The officer told him that he should think about trying to portraying police work as it really was--methodical, technical, even unglamorous and tedious.

That conversation struck a chord in the actor, whose name was...Jack Webb.

And now you know...the Rest of the Story.

9:17 AM  
Anonymous Jim Harwood said...

I watched the restoration of "The Red Shoes" at UCLA this past year and the new print is excellent. I also bought the Blu-ray and on my new 1080p projector it also looks quite lovely. BUT, my 16mm IB Technicolor print still looks better to me. Yes the restoration is sharper and has a bit more detail in fine objects, but the IB print has a richer, more vibrant look.

Now I'm not one of those IB zealots who immediately rate everything in dye transfer as being superior. Far from it. I've seen many new restorations of Technicolor films that surpass the qualities of the older prints. The new restoration of "The Red Shoes" is gorgeous, but never did it "wow" me. From the first seconds of watching my IB print, thru to the end, there were many, many times where I was in awe of the visual richness of the color and contrast.

Don't get me wrong, it's not that I think the restoration is flawed in any way. The new print's as good as it can possibly be. There's just something about a well-made IB print that takes the quality a step or two further. It's almost like watching an animated oil painting by one of the masters.

So John, this is one of the few times I disagree with you. You shoulda kept your IB print!

7:19 PM  
Anonymous Joshua said...

Paul Duca: THE TURNING POINT is tied for the record for most Oscar nominations without a win. The other movie that also went 0-for-11 was THE COLOR PURPLE.

9:34 PM  
Anonymous Anonymous said...

RICHARD FINEGAN said...
I certainly never considered my movie tastes to necessarily be "cultured" or any of the other descriptions in the reviews you've mentioned of those who supposedly should like THE RED SHOES. But for some reason I have always liked it and still try to see it again whenever convenient.
But I do agree with the comment by Dugan about too-long musical numbers slowing up movies (Except, if considered comparable, those by Busby Berkeley in the great WB musicals).
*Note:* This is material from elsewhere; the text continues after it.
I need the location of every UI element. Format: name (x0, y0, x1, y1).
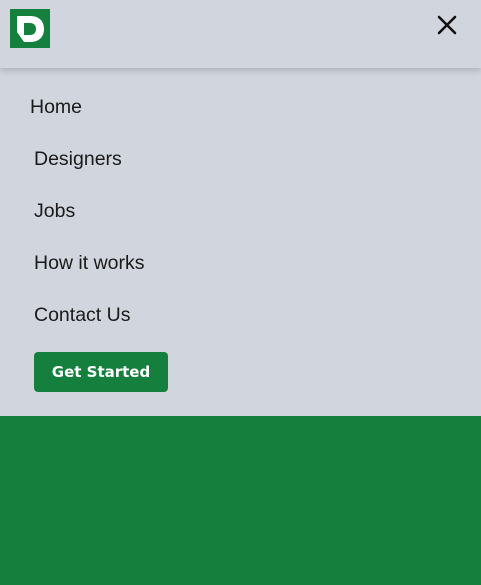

Have Three Stooges fans ever caught the "Red Shoes" reference in one of their shorts? In the 1951 short HULA-LA-LA Shemp is demonstrating dance steps. Moe, sarcastically refering to Shemp's lack of dancing talents, calls him, "Hey, Red Shoes..."

4:28 PM  
Anonymous David P. said...

The souvenir booklet for the restoration is on-line at:
http://www.cinema.ucla.edu/pdfs/RedShoesBooklet.pdf
and includes a short essay by Bob Gitt on the restoration.